III. EVANGELISM IS TO SEE THE IMAGE OF GOD IN OTHERS

          The Good News, the Gospel of Jesus Christ, is that God seeks Creation out of Chaos—the potential of every person as they are re-created in the image and likeness of God. The Good News (euaggelion) is that our Creator/God loves you and me and long for our wholeness (holiness). Jesus said, “I am come that you might have Life and have it more abundantly” (John 10:10) The Parables of Jesus reveals a seeking God for His lost sheep, the lost coin, the lost prodigal son. We read of the prodigal coming to realize his true identity and what it means to be a person as we read, “he came to himself” and returned to his father. The Gospel is the Amazing Grace of God that causes us to sing: “I once was lost but now I’m found, was blind, but now I see.” We find our true identity; what it means to be a person; “for me to live is Christ—created in God’s image.”
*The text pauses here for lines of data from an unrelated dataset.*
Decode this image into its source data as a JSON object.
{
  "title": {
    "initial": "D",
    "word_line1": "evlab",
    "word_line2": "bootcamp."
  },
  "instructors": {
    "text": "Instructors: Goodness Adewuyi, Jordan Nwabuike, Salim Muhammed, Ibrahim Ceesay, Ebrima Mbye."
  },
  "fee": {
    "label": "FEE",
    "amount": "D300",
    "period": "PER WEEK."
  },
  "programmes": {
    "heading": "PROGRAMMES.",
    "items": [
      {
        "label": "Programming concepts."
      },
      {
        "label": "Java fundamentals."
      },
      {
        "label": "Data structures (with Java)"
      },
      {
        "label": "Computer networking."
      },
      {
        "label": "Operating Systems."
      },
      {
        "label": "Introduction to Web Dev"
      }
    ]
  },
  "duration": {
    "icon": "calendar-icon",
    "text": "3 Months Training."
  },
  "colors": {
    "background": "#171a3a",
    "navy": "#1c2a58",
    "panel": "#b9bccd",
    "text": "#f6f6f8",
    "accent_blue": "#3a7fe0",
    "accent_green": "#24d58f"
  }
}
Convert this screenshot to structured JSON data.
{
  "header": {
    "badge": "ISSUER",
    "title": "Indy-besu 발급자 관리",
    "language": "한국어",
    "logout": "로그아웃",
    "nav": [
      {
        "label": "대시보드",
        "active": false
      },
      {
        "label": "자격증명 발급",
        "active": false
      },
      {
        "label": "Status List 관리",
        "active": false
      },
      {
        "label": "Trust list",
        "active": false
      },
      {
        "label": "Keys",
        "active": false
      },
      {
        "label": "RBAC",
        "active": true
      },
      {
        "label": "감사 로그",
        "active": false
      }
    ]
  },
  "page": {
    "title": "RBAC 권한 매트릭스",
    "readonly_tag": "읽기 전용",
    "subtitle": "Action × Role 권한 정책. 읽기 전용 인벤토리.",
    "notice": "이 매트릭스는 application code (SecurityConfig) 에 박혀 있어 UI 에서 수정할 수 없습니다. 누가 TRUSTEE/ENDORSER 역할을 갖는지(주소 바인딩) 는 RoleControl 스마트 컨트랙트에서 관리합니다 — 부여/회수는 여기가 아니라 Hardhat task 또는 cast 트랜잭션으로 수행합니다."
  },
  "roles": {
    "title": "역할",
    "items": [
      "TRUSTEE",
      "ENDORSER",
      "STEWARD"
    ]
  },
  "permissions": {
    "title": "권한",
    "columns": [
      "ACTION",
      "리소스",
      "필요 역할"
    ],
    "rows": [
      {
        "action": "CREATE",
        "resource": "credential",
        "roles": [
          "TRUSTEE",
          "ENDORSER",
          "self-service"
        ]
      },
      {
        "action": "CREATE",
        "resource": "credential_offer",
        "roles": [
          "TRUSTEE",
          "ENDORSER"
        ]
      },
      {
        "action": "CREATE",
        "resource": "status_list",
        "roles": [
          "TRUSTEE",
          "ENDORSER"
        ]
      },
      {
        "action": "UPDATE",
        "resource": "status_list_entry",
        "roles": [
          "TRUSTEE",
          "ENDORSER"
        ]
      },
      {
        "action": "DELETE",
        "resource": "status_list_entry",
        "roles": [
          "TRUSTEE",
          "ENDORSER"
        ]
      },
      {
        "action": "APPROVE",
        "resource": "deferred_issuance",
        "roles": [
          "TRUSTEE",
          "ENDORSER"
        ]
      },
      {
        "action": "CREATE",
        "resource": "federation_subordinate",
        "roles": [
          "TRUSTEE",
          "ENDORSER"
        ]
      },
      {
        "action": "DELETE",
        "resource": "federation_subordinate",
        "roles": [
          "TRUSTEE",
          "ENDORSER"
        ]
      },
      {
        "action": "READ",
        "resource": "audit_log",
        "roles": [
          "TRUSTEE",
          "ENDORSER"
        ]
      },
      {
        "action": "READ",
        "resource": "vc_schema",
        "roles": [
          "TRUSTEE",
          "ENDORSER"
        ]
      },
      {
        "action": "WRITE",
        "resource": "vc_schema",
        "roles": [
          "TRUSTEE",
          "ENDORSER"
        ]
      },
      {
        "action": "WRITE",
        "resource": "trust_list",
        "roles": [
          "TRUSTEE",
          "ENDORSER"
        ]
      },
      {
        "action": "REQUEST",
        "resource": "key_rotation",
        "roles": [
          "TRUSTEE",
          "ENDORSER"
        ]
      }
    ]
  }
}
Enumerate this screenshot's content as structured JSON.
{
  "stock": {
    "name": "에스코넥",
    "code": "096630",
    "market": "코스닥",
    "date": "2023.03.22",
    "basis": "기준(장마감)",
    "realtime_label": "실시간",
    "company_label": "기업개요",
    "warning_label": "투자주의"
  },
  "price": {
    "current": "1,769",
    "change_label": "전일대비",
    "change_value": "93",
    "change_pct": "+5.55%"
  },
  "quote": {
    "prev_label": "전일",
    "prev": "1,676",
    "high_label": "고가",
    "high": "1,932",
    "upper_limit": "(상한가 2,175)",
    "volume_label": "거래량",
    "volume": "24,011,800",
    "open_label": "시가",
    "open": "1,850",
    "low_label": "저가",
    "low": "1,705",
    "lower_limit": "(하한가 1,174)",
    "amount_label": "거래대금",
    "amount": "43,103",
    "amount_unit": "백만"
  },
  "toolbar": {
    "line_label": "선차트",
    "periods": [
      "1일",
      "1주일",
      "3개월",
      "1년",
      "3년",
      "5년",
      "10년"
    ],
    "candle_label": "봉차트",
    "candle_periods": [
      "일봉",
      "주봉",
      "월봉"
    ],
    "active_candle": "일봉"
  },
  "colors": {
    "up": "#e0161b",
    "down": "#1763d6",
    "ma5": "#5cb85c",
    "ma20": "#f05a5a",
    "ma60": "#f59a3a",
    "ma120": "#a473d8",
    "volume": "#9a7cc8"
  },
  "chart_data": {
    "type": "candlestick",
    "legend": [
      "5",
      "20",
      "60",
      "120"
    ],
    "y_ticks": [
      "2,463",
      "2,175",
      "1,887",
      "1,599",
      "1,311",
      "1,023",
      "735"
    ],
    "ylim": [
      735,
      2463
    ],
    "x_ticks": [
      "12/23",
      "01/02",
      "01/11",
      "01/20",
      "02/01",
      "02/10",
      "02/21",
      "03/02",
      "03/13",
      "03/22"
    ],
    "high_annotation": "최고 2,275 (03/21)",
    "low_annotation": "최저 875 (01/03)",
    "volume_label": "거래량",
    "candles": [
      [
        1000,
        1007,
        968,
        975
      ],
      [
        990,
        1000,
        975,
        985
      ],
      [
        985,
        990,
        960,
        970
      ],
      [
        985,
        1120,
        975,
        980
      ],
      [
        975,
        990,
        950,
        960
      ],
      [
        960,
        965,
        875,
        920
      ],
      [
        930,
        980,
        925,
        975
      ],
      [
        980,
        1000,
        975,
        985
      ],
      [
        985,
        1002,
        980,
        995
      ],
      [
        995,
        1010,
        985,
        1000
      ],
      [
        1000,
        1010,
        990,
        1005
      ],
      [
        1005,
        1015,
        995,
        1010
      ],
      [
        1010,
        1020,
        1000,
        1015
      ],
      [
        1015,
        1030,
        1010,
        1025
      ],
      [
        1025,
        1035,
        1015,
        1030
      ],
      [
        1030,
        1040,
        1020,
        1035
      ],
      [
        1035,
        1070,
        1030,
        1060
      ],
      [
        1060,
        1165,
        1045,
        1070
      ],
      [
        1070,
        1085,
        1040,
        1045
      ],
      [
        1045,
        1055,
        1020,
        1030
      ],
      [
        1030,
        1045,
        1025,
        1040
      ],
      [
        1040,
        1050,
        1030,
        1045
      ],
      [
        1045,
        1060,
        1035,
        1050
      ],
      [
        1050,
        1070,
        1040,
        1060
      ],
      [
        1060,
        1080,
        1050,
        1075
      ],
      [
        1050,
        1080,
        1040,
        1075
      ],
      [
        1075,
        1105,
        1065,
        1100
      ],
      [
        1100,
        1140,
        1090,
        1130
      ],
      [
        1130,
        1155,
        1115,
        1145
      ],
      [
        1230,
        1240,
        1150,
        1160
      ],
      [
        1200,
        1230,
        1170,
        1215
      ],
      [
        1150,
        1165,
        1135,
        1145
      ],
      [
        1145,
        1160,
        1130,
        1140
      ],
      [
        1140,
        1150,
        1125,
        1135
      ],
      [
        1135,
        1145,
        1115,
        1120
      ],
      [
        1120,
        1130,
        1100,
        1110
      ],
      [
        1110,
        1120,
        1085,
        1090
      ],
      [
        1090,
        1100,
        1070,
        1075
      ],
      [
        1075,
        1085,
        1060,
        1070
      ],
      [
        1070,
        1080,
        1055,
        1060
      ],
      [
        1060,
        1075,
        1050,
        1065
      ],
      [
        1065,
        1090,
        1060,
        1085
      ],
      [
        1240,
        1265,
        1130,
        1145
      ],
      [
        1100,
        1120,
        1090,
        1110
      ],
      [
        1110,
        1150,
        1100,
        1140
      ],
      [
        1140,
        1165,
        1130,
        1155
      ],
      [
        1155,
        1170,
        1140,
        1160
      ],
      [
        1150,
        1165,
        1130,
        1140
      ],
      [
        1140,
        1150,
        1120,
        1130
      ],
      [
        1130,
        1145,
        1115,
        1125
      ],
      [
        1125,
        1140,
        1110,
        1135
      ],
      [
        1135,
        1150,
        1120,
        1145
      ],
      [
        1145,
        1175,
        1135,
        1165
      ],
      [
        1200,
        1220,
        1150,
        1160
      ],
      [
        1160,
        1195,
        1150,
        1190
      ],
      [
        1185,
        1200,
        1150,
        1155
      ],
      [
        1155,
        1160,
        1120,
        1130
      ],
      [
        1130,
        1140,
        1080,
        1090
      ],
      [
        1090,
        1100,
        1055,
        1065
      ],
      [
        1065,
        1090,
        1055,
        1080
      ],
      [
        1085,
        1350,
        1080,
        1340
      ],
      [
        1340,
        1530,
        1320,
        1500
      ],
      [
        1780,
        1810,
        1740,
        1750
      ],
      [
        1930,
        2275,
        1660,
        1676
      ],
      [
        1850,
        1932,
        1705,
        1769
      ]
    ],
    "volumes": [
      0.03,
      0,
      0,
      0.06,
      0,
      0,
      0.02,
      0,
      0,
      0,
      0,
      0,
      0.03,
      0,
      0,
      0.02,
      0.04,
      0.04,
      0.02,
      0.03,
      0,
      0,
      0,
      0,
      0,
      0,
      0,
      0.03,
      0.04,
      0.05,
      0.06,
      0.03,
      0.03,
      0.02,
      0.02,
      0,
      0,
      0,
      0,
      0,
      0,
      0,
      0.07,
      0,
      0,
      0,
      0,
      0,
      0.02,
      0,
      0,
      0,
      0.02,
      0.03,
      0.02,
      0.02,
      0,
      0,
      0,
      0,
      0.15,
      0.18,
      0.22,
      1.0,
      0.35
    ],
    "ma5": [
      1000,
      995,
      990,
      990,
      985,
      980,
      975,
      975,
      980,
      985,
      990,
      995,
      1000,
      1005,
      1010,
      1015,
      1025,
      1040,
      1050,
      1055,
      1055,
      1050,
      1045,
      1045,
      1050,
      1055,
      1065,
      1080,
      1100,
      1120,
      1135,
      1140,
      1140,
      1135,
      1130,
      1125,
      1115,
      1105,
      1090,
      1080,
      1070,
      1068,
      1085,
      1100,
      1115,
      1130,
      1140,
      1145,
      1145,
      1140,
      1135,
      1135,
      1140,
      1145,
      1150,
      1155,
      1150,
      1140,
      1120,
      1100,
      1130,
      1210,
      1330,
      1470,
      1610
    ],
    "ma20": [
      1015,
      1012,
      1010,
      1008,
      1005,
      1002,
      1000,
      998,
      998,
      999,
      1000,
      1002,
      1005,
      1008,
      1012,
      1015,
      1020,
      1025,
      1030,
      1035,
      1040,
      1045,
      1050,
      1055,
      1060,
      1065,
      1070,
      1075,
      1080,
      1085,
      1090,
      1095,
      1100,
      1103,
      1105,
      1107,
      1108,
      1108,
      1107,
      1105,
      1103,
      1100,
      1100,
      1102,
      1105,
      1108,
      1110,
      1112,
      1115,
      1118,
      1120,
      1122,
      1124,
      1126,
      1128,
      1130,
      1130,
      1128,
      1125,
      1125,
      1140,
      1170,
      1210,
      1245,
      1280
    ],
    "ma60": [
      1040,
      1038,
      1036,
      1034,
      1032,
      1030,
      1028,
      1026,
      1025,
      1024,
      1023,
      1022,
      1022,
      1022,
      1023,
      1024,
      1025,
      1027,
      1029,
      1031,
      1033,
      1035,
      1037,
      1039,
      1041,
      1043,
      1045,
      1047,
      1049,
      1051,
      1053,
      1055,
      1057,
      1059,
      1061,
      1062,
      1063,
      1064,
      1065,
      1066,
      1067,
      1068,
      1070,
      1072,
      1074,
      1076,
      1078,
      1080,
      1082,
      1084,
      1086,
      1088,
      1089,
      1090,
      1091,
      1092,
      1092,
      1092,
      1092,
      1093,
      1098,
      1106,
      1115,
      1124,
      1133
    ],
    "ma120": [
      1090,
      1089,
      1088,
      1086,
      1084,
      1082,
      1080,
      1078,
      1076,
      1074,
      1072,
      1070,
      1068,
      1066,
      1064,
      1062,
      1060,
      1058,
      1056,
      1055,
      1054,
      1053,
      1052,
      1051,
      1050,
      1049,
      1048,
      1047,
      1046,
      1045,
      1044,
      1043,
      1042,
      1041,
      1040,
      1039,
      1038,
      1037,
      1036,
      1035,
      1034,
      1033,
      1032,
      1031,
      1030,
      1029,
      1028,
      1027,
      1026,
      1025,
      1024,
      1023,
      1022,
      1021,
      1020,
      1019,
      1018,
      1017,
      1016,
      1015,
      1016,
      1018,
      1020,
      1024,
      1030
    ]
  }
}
          Mother Teresa saw the image of God in everyone—especially in the sick and the dying. This is the meaning of Jesus’ teaching in Matthew 25:45: “Inasmuch as you have done it to the least of these my brethren, you have done it unto me.”

 

Conclusion:

          Florence and I just returned for our Poston III Concentration Camp Reunion where about 400 gathered together renewing our acquaintances and recalling our times together when we were incarcerated and considered “enemy aliens” because of our Japanese ancestry. As a young man, 23 years of age, I was escorted out of camp and ordained as an American Baptist minister, without seminary training, and was made the pastor of the Poston III Ecumenical Christian Church. As pastor, I was asked to be a parole officer of a young restless gang known as the Twenty-Squares. The 20 Squares crashed dances and caused a lot of trouble in the camp. The Chief of Police, a friend of mine, asked that the church be responsible to care for these restless troublemakers. Well, during our Poston III Reunion, there was one former member of the 20 Squares that approached me again and again filled with appreciation and gratitude. I only remembered him as “Toasty” as his real name was Futoshi Hirai. He is a fine Christian gentleman today. There were two boys whose names were “Akira” in the 20 Squares. We called them “Killers” in camp because they were causing trouble. The last I heard, one was a Sunday School teacher.


          Evangelism is seeking the image of God—the potential in everyone: for we are all in the process of becoming. May we all aspire to be like Jesus, and become what we are meant to be—a real person in the image and likeness of God. What you are to be you are now becoming.